Issue (i): Whether the Adjudicating Authority was justified in rejecting the resolution plan and directing liquidation on account of delay in refiling and reconsideration after remand.
Analysis: Section 12 of the Insolvency and Bankruptcy Code, 2016 requires completion of CIRP within the prescribed period, while Section 33 of the Insolvency and Bankruptcy Code, 2016 permits liquidation where the resolution process is not completed within the maximum permissible time or where the resolution plan is not received in time. The record showed that after remand, the first CoC meeting was held beyond the time fixed by the Adjudicating Authority, the revised plan was not placed within the stipulated period, and the application for approval remained delayed for several months. The Tribunal emphasised that insolvency law is designed for time-bound resolution, that delay erodes asset value, and that liquidation becomes appropriate where the process is allowed to languish without prompt action.
Conclusion: The rejection of the plan and the direction to proceed with liquidation were upheld and the issue was decided against the appellants.
Issue (ii): Whether the adverse observations made against the erstwhile resolution professional were liable to be expunged.

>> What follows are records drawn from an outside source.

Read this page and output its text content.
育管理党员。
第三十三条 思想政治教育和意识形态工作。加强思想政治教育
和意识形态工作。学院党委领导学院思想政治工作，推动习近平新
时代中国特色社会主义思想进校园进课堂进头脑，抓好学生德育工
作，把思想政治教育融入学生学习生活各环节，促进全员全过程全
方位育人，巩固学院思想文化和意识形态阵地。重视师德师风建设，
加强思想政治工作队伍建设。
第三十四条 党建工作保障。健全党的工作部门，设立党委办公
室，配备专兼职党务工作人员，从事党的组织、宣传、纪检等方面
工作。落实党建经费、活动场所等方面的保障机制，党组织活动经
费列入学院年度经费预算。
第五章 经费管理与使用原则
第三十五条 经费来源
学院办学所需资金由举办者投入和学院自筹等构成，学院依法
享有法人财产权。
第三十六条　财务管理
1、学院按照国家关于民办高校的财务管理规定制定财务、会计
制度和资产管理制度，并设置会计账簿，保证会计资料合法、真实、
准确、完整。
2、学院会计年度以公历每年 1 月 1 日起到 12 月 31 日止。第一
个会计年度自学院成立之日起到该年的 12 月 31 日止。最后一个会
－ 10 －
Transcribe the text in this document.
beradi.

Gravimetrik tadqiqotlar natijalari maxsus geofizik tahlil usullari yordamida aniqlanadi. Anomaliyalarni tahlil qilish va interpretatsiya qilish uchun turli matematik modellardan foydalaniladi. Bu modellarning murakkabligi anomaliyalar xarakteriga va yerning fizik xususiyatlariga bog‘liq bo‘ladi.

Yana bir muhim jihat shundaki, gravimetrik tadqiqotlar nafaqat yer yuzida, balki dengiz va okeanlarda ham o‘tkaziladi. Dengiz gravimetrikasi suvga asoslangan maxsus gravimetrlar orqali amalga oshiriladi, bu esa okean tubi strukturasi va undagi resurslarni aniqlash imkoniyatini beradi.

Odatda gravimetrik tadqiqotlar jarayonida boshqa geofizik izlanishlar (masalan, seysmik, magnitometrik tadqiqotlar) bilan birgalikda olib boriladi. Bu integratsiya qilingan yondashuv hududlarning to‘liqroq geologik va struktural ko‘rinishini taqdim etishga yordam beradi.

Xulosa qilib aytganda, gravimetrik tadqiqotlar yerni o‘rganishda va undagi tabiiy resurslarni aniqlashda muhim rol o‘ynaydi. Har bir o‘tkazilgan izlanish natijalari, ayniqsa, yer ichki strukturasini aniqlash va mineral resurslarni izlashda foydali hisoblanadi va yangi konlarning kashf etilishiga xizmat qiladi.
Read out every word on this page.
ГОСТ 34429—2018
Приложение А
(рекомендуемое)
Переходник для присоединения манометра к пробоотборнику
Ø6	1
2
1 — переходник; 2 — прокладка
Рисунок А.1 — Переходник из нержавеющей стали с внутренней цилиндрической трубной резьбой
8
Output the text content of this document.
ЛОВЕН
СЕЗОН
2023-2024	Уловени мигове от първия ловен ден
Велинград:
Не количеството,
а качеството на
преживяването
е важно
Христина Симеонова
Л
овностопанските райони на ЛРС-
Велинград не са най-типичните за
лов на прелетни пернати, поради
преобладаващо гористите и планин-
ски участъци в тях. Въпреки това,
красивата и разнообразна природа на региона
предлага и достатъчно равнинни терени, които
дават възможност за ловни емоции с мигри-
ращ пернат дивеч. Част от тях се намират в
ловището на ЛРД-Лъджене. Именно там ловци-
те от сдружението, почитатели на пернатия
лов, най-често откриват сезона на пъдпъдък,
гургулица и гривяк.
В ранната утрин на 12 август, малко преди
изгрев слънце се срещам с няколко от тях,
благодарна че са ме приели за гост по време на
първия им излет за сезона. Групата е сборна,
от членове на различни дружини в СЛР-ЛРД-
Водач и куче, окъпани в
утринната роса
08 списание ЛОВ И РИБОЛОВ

Analysis: The adverse remarks were founded on the chronology of events, including the delayed convening of meetings, the failure to seek further extension, and the prolonged delay in refiling the approval application. The Tribunal found that the observations were supported by the record and were not made without material basis.
Conclusion: The request to expunge the remarks was rejected and the issue was decided against the appellants.
Final Conclusion: The appellate challenge failed in entirety, and the liquidation order as well as the impugned observations were allowed to stand.
Ratio Decidendi: In CIRP, where delay beyond the permissible timeline is attributable to the resolution process participants and no prompt approved plan is placed for consideration, liquidation under Section 33 is justified; insolvency proceedings must remain time-bound and cannot be allowed to drift indefinitely at the cost of asset value.